More than just intriguing, it might give area residents a better handle on their neighbors and in the process create an image of art that is aesthetic and of lasting value.

There just might be some poets out there who have the power of a Whitman or a García-Lorca...a waiting-to-be-read Emily Dickinson or Langston Hughes.

Such a canto, involving all the arts, taken from a culturally pluralistic perspective could conceivably undergird a more mature understanding of each other.

It would also serve young persons by underpinning their own sense-of-selves. It might just underscore the notion that all human beings are worthy and spiritual creatures who merely use different cultural vehicles to arrive at the same human questions in our quest for meaning and understanding.

Coalition of artists

The city has enough centers where performances and readings could be staged. There is no need for extravaganzas, but all societies do need to periodically come to grips with their collective sense of themselves.

This nation, as well as its constituent components, is a composite being. A linguistic flux of many faces and hues. Each element is vital and has its own particularities. More than its commercially honed and popular commodities, there is a need to plumb our aesthetic beings.

A coalition of artists could get together to begin implementing such an event. It could find housing somewhere, just some office space, a phone and a skeletal staff.

Area centers might donate use of space for events.
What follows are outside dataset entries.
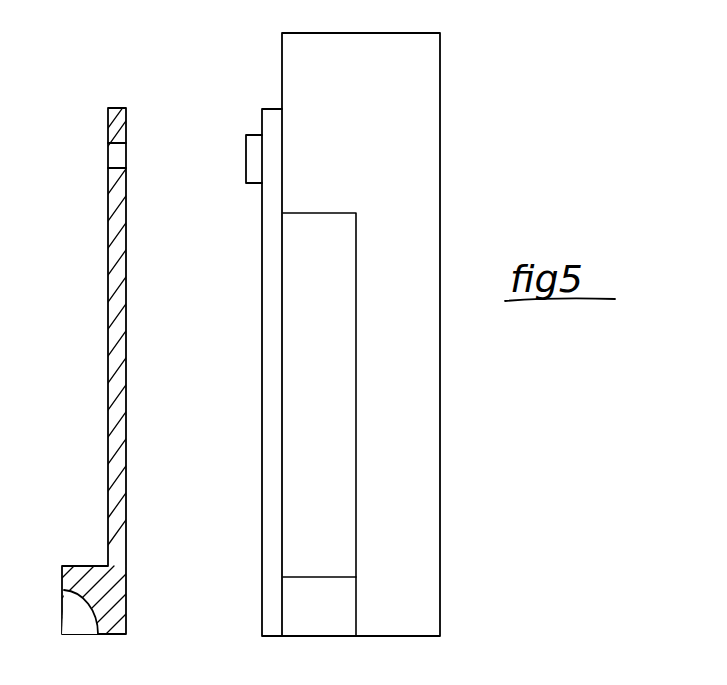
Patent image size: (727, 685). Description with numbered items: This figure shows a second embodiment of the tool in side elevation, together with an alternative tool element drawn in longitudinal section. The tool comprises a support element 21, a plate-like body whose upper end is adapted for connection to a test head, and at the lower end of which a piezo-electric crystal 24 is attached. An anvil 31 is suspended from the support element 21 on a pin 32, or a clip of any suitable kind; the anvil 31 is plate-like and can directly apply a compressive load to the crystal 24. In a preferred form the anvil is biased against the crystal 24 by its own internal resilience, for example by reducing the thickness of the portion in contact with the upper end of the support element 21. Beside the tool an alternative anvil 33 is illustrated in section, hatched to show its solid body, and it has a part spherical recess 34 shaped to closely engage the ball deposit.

The support element 21 is at (425, 408).
The piezo-electric crystal 24 is at (316, 596).
The anvil 31 is at (278, 351).
The pin 32 is at (248, 153).
The alternative anvil 33 is at (120, 453).
The part spherical recess 34 is at (68, 596).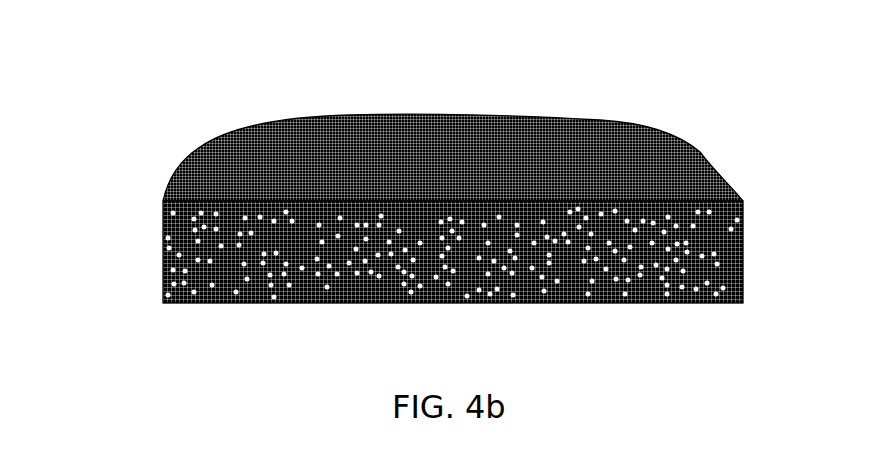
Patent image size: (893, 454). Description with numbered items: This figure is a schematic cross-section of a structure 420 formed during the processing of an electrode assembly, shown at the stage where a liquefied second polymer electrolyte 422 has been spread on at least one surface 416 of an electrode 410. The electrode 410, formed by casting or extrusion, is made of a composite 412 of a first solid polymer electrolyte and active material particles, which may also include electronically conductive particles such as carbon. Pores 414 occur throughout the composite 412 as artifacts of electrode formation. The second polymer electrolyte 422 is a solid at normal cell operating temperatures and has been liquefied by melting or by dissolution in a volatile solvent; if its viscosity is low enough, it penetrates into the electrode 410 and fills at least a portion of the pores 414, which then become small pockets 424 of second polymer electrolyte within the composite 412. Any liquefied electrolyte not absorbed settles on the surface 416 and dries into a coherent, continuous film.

The electrode 410 is at (446, 231).
The composite 412 is at (456, 272).
The pores 414 is at (170, 258).
The surface 416 is at (668, 197).
The structure 420 is at (481, 127).
The liquefied second polymer electrolyte 422 is at (532, 150).
The small pockets 424 is at (163, 203).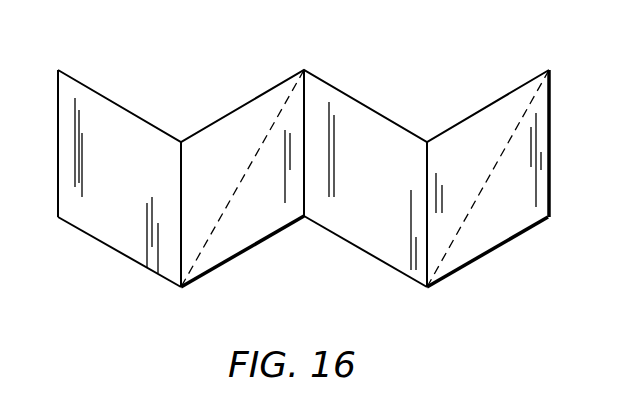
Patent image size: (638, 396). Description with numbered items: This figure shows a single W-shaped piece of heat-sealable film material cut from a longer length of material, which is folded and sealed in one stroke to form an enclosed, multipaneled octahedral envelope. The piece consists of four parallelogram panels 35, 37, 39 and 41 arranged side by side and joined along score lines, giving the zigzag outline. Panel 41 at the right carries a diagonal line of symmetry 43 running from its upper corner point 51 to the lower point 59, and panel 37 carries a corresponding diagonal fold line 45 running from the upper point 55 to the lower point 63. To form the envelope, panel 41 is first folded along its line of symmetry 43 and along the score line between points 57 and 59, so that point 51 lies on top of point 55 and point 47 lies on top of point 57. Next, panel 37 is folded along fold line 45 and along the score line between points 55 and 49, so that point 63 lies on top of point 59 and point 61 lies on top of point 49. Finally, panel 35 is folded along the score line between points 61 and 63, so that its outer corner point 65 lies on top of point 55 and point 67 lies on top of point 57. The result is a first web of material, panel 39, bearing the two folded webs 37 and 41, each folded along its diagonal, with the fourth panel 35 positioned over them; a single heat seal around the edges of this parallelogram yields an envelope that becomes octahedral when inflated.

The panel 35 is at (120, 175).
The panel 37 is at (225, 175).
The panel 39 is at (376, 175).
The panel 41 is at (478, 175).
The line of symmetry 43 is at (486, 183).
The fold line 45 is at (241, 183).
The point 47 is at (548, 217).
The point 49 is at (304, 216).
The point 51 is at (549, 70).
The point 55 is at (304, 70).
The point 57 is at (427, 142).
The point 59 is at (427, 287).
The point 61 is at (181, 142).
The point 63 is at (181, 287).
The point 65 is at (58, 70).
The point 67 is at (58, 217).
The colleges and university could underwrite some poets and other artists.

Artists could visit non-traditional places to perform, i.e., the senior citizen centers, jail, libraries and schools.

A central location would provide logistical stability, while a traveling group could tour the different parts of the city. The celebration would project another image for the city, one that is the accumulation of the power of art to reach out to the human spirit.

I will attend the festivals and fiestas on the city's agenda. My body and feelings will be fed. Hopefully, a celebration will someday be staged that will feed my intellect and spirit while energizing my sensibilities.

A human celebration should provoke questions not just soothe feelings. We do live in an age and place that can foster creativity and human accountability. The creative arts can supply much needed fuel.